Mother’s Little Helper

What a drag, it is getting old. Over the last several weeks, my smile slipped. Scratch that, it expatriated to a foreign shore with no return date. I realized I needed help when the anxiety overran my life and I had full blown panic attacks.

Not this, not now. Since medical cannabis isn’t legal in my state (and forbidden for transplant hopefuls even in legal states) it was time to talk prescription pills.

At an appointment last week my nephrology team wanted my primary to take lead on the anxiety meds. My primary wanted me to come in for an office visit. Sigh. That makes three doctor visits in one week, six in two weeks. They each have $30 copays and take at least 1.5 hours with drive time figured in. Illness and injury ain’t quick or cheap.

At the primary’s office, the nurse practitioner asked why I came in. I spit out the truth. “I need help. The anxiety is taking over my life.” It felt both humbling and liberating to sit there and spill it.

Regular life is stressful, but I can usually roll with it. Injury is stressful, but most of the time it passes. The last month, particularly the last two weeks, completely unnerved me. I’ve found costly mistakes in the bills providers sent to my insurance company and spent a good chunk of time calling and emailing to try to resolve them. Several house repairs popped up, but I could not physically check on them or get a repair man out in a reasonable timeframe. The gravity of my health problems compounded with the suck-a-versary. I have to arrange some tests for my yearly transplant evaluation. I couldn’t work or exercise for eight weeks or drive for six weeks. Everything took four times as long to accomplish on one leg, from showers to cooking dinner. You get the drift. It was a front row week long all access pass to Poopa-Palooza 2018.

Anxiety led to insomnia. Insomnia led to depression. Depression led to anxiety over how awful things felt. Perception isn’t reality, but in a funk it feels real. It’s a viscous cycle I needed to stop early, before things spiraled completely out of control and I went full on yellow wallpaper. Days with an hour or less of sleep can quickly derail an already struggling mama.

The NP blinked at me when I mentioned the low dose Xanax my nephrologist’s NP suggested I could try. She reminded me that it was a controlled substance with the potential for addiction. The thought of boarding the Benzo Bus did not exactly thrill me.

I’m no stranger to anxiety.
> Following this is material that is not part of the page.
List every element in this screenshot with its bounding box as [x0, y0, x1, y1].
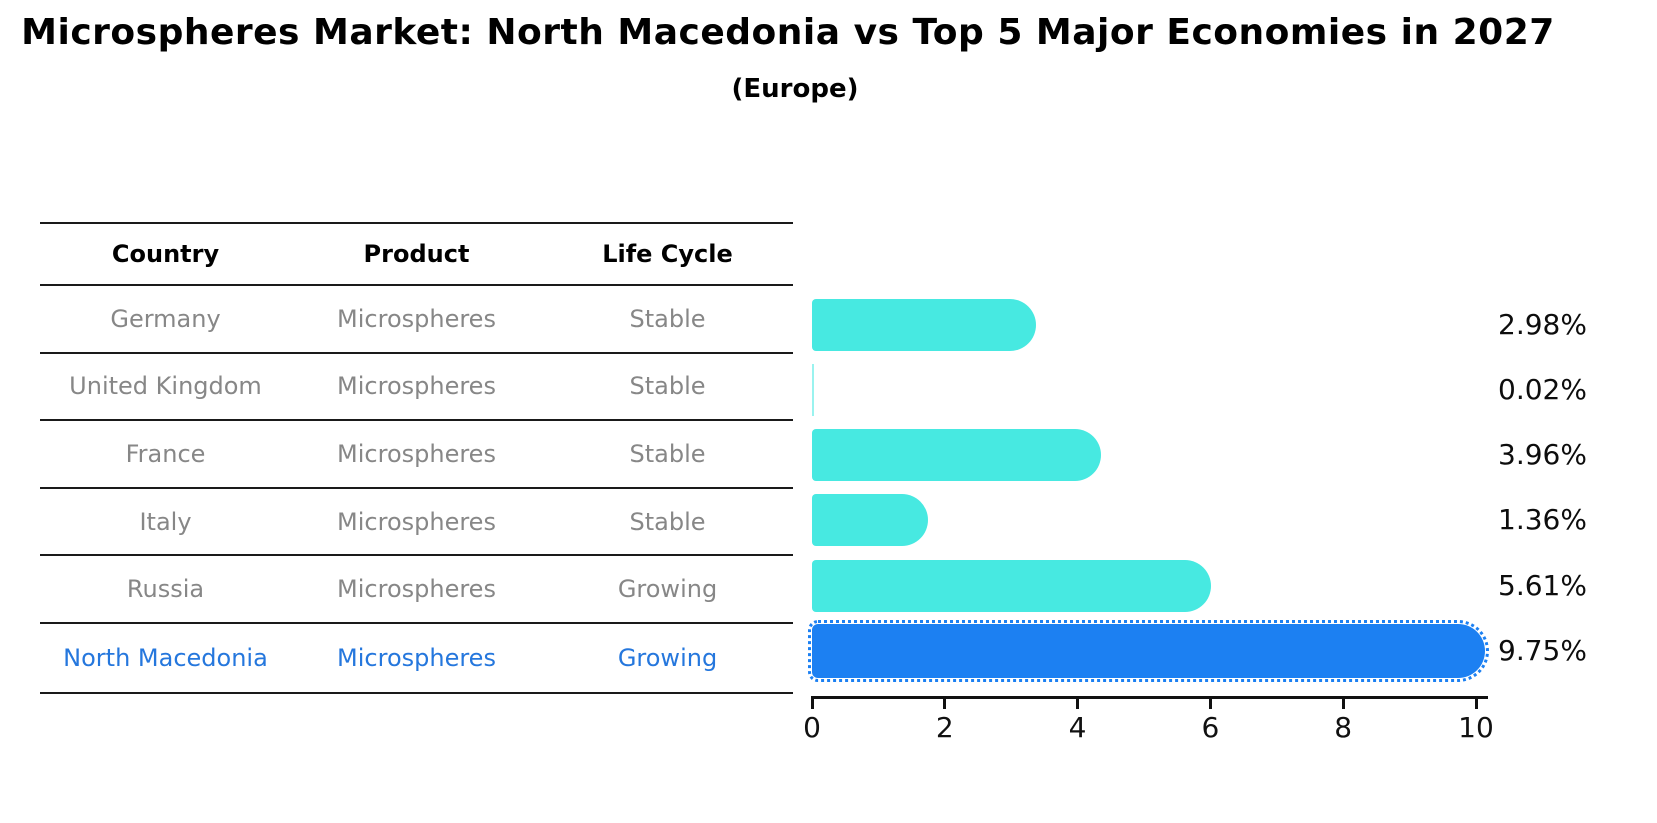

I took klonopin for several years, but slowly weaned myself off over a two month period when my husband and I were trying to conceive. Let me tell you, weaning off the K-train SUCKED. Therapy, meditation, and other coping mechanisms kept things at bay for awhile. I added buspar last year, taking a small dose on occasion. Last month I went up to the full dose prescribed, but it wasn’t enough.
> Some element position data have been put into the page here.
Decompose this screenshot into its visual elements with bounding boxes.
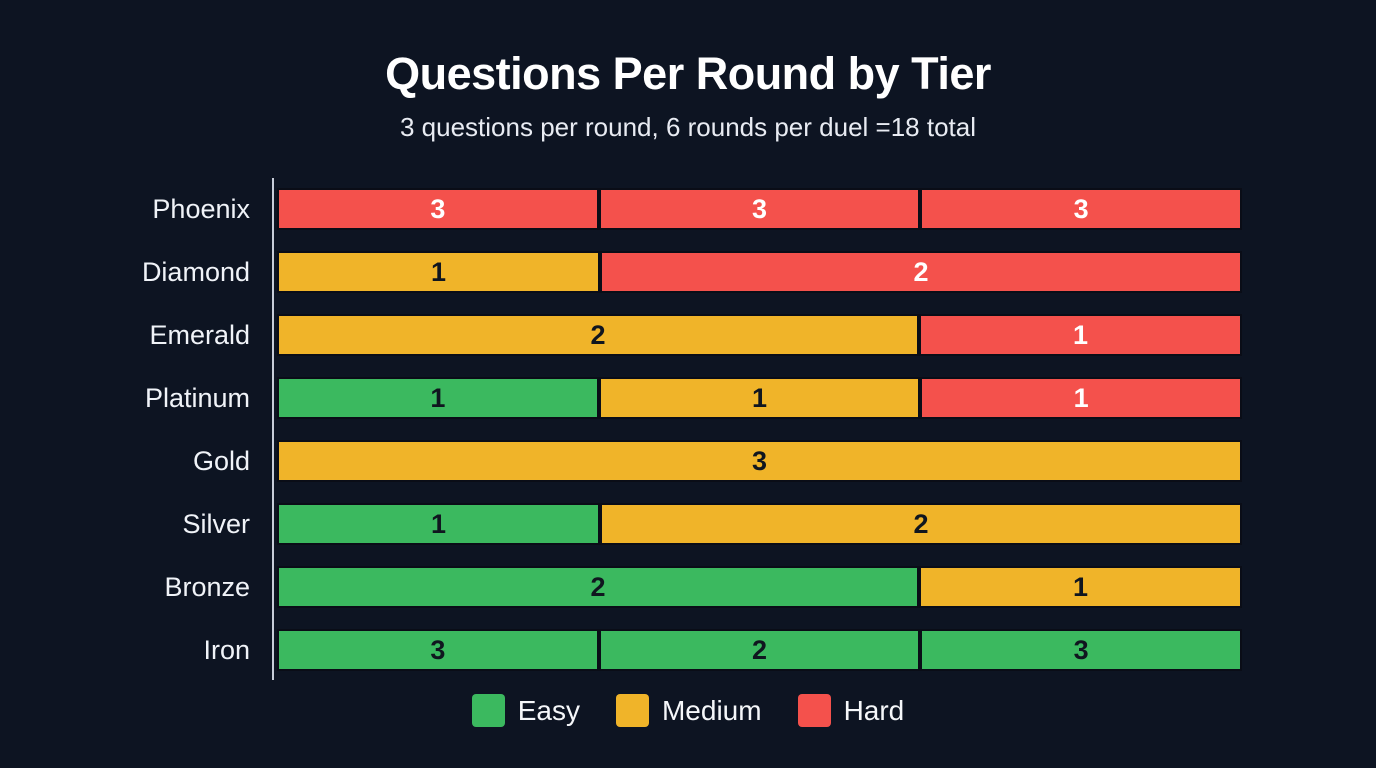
bar-segment-medium: 3: [277, 440, 1242, 482]
bar-segment-easy: 2: [277, 566, 919, 608]
bar-segment-easy: 3: [277, 629, 599, 671]
bar-segment-hard: 1: [920, 377, 1243, 419]
bar-segment-easy: 1: [277, 503, 600, 545]
tier-row-gold: Gold 3: [193, 440, 1242, 482]
bar-segment-hard: 3: [277, 188, 599, 230]
segment-value-label: 3: [751, 445, 768, 476]
stacked-bar: 3 3 3: [277, 188, 1243, 230]
segment-value-label: 2: [751, 634, 768, 665]
legend-swatch-medium: [615, 694, 649, 727]
segment-value-label: 1: [1072, 319, 1089, 350]
segment-value-label: 3: [751, 193, 768, 224]
bar-segment-easy: 1: [277, 377, 599, 419]
bar-segment-easy: 3: [920, 629, 1243, 671]
legend-item-easy: Easy: [471, 694, 580, 727]
rows: Phoenix 3 3 3 Diamond 1 2 Emerald 2 1 Platinum 1 1 1 G…: [142, 188, 1243, 671]
bar-segment-medium: 1: [598, 377, 921, 419]
tier-row-silver: Silver 1 2: [182, 503, 1242, 545]
legend-label: Medium: [661, 694, 762, 726]
tier-row-phoenix: Phoenix 3 3 3: [152, 188, 1243, 230]
tier-row-diamond: Diamond 1 2: [142, 251, 1242, 293]
tier-label: Silver: [182, 509, 250, 539]
tier-label: Phoenix: [152, 194, 250, 224]
segment-value-label: 1: [1073, 382, 1089, 413]
tier-row-iron: Iron 3 2 3: [203, 629, 1243, 671]
legend-swatch-easy: [471, 694, 505, 727]
tier-row-emerald: Emerald 2 1: [149, 314, 1242, 356]
segment-value-label: 1: [430, 508, 447, 539]
chart-title: Questions Per Round by Tier: [385, 48, 991, 99]
plot-area: Phoenix 3 3 3 Diamond 1 2 Emerald 2 1 Platinum 1 1 1 G…: [142, 178, 1243, 692]
chart-subtitle: 3 questions per round, 6 rounds per duel…: [399, 112, 976, 142]
legend: Easy Medium Hard: [0, 694, 1376, 727]
bar-segment-medium: 1: [919, 566, 1242, 608]
segment-value-label: 1: [751, 382, 768, 413]
stacked-bar: 3 2 3: [277, 629, 1243, 671]
bar-segment-hard: 3: [598, 188, 921, 230]
legend-item-hard: Hard: [797, 694, 905, 727]
tier-label: Emerald: [149, 320, 250, 350]
y-axis-line: [272, 178, 274, 680]
segment-value-label: 2: [590, 571, 606, 602]
bar-segment-medium: 1: [277, 251, 600, 293]
tier-label: Iron: [203, 635, 250, 665]
tier-row-bronze: Bronze 2 1: [164, 566, 1242, 608]
stacked-bar: 3: [277, 440, 1242, 482]
bar-segment-easy: 2: [598, 629, 921, 671]
tier-label: Bronze: [164, 572, 250, 602]
legend-label: Hard: [843, 694, 905, 726]
segment-value-label: 3: [430, 193, 446, 224]
tier-label: Platinum: [144, 383, 250, 413]
segment-value-label: 3: [430, 634, 446, 665]
segment-value-label: 3: [1073, 634, 1089, 665]
segment-value-label: 3: [1073, 193, 1089, 224]
bar-segment-medium: 2: [277, 314, 919, 356]
bar-segment-hard: 2: [600, 251, 1242, 293]
stacked-bar: 1 1 1: [277, 377, 1243, 419]
tier-row-platinum: Platinum 1 1 1: [145, 377, 1243, 419]
bar-segment-medium: 2: [600, 503, 1242, 545]
legend-item-medium: Medium: [615, 694, 762, 727]
segment-value-label: 1: [430, 256, 447, 287]
segment-value-label: 2: [913, 508, 929, 539]
segment-value-label: 1: [430, 382, 446, 413]
bar-segment-hard: 1: [919, 314, 1242, 356]
segment-value-label: 2: [590, 319, 606, 350]
tier-label: Gold: [192, 446, 250, 476]
legend-swatch-hard: [797, 694, 831, 727]
legend-label: Easy: [517, 694, 580, 726]
segment-value-label: 2: [913, 256, 929, 287]
bar-segment-hard: 3: [920, 188, 1243, 230]
segment-value-label: 1: [1072, 571, 1089, 602]
tier-label: Diamond: [141, 257, 250, 287]
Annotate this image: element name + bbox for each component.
I told the NP I was completely overwhelmed and outlined my woes. (This wasn’t a 50 minute therapy session.) I explained how my usual coping mechanisms weren’t cutting it and asked for a “reset” button to break the cycle.

She left the exam room, conferred with a doctor, and came back with a paper script for ten days of Xanax, 0.25 mg, with instructions I could take one up to three times a day.

I have mixed feelings about going on a mother’s little helper. On one hand, I’m supremely grateful and relieved I have something to righten the boat. On the other hand, it’s a heavy duty drug. I questioned myself even on the drive to the pharmacy: did I really want to be another middle aged suburban mom on a little pill to chill the eff out?

Want to? No. Need to? HELL YES.

After several days on it (1/2 at night, 1/8 on rare occasion during the day) I can tell a massive difference. I sleep almost all the way through the night now and actually dream (kinda forgot how that feels.) I’m not physically shaking and can take full, deep breaths, not the shallow hyperventilating pant I experience during a bad spell. I can function in the morning instead of having the 1 hour sleep hangover that ruins the whole day. I’m PRODUCTIVE.

Chemical formula for alprazolam, generic for Xanax.

More importantly, I’m a better mother and I like myself again.

I’m not sure how long I’ll have to take it. Hopefully I can step down to a less severe medication after I stabilize a bit more.

There’s no shame in asking for help. I wish I’d understood this concept earlier in my life, instead of trying to tough it out. That only led to unnecessary suffering.

Why was I so hesitant to get medication? Stubbornness. Even as much as I preach to others on the necessity of reaching out for help, it’s damned difficult to admit the hard core mammer jammer image I try to project isn’t fully accurate. I used to think self care looked like pedicures and bubble baths, and I had time for neither.

Was I ever wrong.

Fake it til you make it was never meant to be a full time ride, but rather an all terrain vehicle to get you over the rough patches.

What happens when the road is in shambles and you break down and need help? You call AAA.

If you’re in a similar situation, PLEASE know it’s absolutely okay to get help, whether it’s in talk or tablet form. No judgment, no shame. Sometimes self care comes in a little bottle from the pharmacy. This week, mine did.